The key findings of the study, which evaluated COVID-19 samples from western areas of Michigan, were:

    • Most of the critical parts of the virus that causes COVID-19 have stayed the same throughout the entire pandemic.
    • The spike protein is a component of the virus that is used to get into human cells; however, it has constantly changed throughout the pandemic. Vaccines have been the mainstay of combating coronavirus by reducing transmission and severity of infection; yet because vaccines only target the spike protein, many studies neglect discussing the unchanging parts of the virus.
    • Small molecule drugs, including antivirals that target parts of the virus that do not change, such as the enzymes that allow the virus to replicate, can provide effective treatment strategies in future outbreaks and play a key role in complementing vaccination strategies.
    • Surveillance efforts are critical for understanding which parts of the virus change over time, how quickly those changes occur, and how consistently the virus changes in various parts of the world to inform public health efforts and development of treatments.

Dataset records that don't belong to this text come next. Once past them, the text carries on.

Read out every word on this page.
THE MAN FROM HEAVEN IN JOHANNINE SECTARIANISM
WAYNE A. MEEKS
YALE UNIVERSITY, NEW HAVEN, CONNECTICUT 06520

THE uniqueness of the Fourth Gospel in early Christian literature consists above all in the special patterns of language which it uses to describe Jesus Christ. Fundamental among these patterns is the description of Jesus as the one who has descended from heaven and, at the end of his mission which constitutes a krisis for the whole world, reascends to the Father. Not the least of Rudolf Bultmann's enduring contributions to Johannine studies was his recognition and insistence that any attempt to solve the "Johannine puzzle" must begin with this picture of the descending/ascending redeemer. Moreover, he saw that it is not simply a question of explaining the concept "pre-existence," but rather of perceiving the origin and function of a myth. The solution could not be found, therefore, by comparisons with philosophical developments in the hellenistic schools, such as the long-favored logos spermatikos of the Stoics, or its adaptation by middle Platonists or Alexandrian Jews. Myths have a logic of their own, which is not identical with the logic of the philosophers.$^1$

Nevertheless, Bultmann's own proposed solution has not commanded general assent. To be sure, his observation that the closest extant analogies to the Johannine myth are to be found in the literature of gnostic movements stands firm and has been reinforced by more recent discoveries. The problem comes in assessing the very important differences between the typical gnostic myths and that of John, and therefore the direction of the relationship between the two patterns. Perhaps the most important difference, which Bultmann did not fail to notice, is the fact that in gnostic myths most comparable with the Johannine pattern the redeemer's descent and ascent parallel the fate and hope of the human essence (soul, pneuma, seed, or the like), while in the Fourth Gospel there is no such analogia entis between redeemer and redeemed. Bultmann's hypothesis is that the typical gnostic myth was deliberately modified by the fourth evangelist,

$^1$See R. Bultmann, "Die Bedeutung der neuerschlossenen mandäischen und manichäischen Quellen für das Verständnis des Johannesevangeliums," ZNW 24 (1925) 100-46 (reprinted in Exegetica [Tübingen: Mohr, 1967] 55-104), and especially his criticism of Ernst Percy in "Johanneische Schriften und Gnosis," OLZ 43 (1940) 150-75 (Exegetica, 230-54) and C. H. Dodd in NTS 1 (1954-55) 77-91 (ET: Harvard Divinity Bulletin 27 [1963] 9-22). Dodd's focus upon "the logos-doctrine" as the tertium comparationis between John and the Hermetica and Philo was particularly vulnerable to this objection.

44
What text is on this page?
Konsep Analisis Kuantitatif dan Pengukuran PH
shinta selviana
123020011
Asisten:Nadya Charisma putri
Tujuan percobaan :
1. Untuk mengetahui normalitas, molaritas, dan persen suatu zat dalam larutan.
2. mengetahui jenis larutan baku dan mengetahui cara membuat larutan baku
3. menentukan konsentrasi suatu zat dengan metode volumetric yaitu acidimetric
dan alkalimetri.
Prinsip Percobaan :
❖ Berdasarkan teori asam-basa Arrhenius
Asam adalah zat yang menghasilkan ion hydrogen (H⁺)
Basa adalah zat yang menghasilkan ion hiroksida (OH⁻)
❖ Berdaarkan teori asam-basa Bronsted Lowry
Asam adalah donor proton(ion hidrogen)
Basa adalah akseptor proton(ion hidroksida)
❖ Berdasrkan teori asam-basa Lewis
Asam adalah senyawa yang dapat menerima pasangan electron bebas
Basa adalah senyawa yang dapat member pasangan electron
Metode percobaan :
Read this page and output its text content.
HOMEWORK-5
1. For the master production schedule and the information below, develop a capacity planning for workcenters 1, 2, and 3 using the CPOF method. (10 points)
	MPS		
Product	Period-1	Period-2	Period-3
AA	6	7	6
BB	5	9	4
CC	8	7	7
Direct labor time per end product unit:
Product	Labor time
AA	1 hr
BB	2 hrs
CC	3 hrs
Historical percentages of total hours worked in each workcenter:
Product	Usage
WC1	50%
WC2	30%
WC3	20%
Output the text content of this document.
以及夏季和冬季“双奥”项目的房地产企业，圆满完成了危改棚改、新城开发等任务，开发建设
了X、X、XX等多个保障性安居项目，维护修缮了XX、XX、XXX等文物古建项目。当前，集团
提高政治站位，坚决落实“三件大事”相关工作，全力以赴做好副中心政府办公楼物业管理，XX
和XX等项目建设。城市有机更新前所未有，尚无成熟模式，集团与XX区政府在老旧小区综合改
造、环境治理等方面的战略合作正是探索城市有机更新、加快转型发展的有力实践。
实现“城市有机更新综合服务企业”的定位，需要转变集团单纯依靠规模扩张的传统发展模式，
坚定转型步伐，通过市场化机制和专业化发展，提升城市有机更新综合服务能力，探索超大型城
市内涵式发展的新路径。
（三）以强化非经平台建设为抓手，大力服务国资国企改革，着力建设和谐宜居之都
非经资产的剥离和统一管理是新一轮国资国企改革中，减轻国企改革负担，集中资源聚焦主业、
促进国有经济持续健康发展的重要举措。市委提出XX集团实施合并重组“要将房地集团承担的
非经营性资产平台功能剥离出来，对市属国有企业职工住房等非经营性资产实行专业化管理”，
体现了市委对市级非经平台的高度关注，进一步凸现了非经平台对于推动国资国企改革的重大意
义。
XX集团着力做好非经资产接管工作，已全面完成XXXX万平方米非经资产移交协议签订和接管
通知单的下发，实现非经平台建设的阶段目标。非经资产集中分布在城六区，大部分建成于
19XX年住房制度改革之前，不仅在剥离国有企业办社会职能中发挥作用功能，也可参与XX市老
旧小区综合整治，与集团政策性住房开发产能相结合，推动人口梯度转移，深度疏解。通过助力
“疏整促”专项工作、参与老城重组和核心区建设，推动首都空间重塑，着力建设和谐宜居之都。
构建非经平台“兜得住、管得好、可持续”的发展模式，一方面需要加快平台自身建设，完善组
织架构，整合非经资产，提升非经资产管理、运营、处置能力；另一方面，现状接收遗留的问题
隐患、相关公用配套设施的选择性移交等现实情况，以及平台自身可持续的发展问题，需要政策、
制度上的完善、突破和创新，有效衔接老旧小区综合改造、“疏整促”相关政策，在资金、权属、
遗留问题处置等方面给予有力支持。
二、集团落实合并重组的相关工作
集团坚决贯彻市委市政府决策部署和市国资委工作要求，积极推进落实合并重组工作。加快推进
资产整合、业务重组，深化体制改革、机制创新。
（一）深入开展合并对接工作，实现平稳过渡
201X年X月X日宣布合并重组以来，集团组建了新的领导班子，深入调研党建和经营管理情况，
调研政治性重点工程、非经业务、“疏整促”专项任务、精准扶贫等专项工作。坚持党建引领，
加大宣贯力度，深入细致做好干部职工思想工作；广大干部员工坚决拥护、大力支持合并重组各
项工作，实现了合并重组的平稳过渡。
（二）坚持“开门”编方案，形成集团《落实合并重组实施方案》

Covid Inquiry: Johnson and Hancock Accused of Making ‘False’ NHS Claims

The Guardian reported

Boris Johnson and Matt Hancock have been criticized by bereaved families at the Covid inquiry for trying to mislead the public by “brazenly” claiming “things went reasonably well” in the National Health Service (NHS).

On the opening day of 10 weeks of evidence in a module focused on the impact of the pandemic on the health service, Pete Weatherby KC, representing the Covid-19 Bereaved Families for Justice U.K., said claims that the NHS had coped were “false”.

The inquiry chair, Heather Hallett, heard on Monday that the NHS had entered the pandemic with far fewer intensive care equipped beds than many developed countries and that there had been high levels of nursing vacancies.

Figures provided by the Intensive Care Society indicate the U.K. entered the pandemic with 7.3 critical care beds per 100,000 people, while Germany had 28.2 beds per 100,000 and the Czech Republic had 43.2.

As a result of a lack of capacity, a survey carried out by the inquiry of 1,683 healthcare professionals found that 71% of A&E doctors and 62% of paramedics found themselves unable to escalate the care of those they were treating.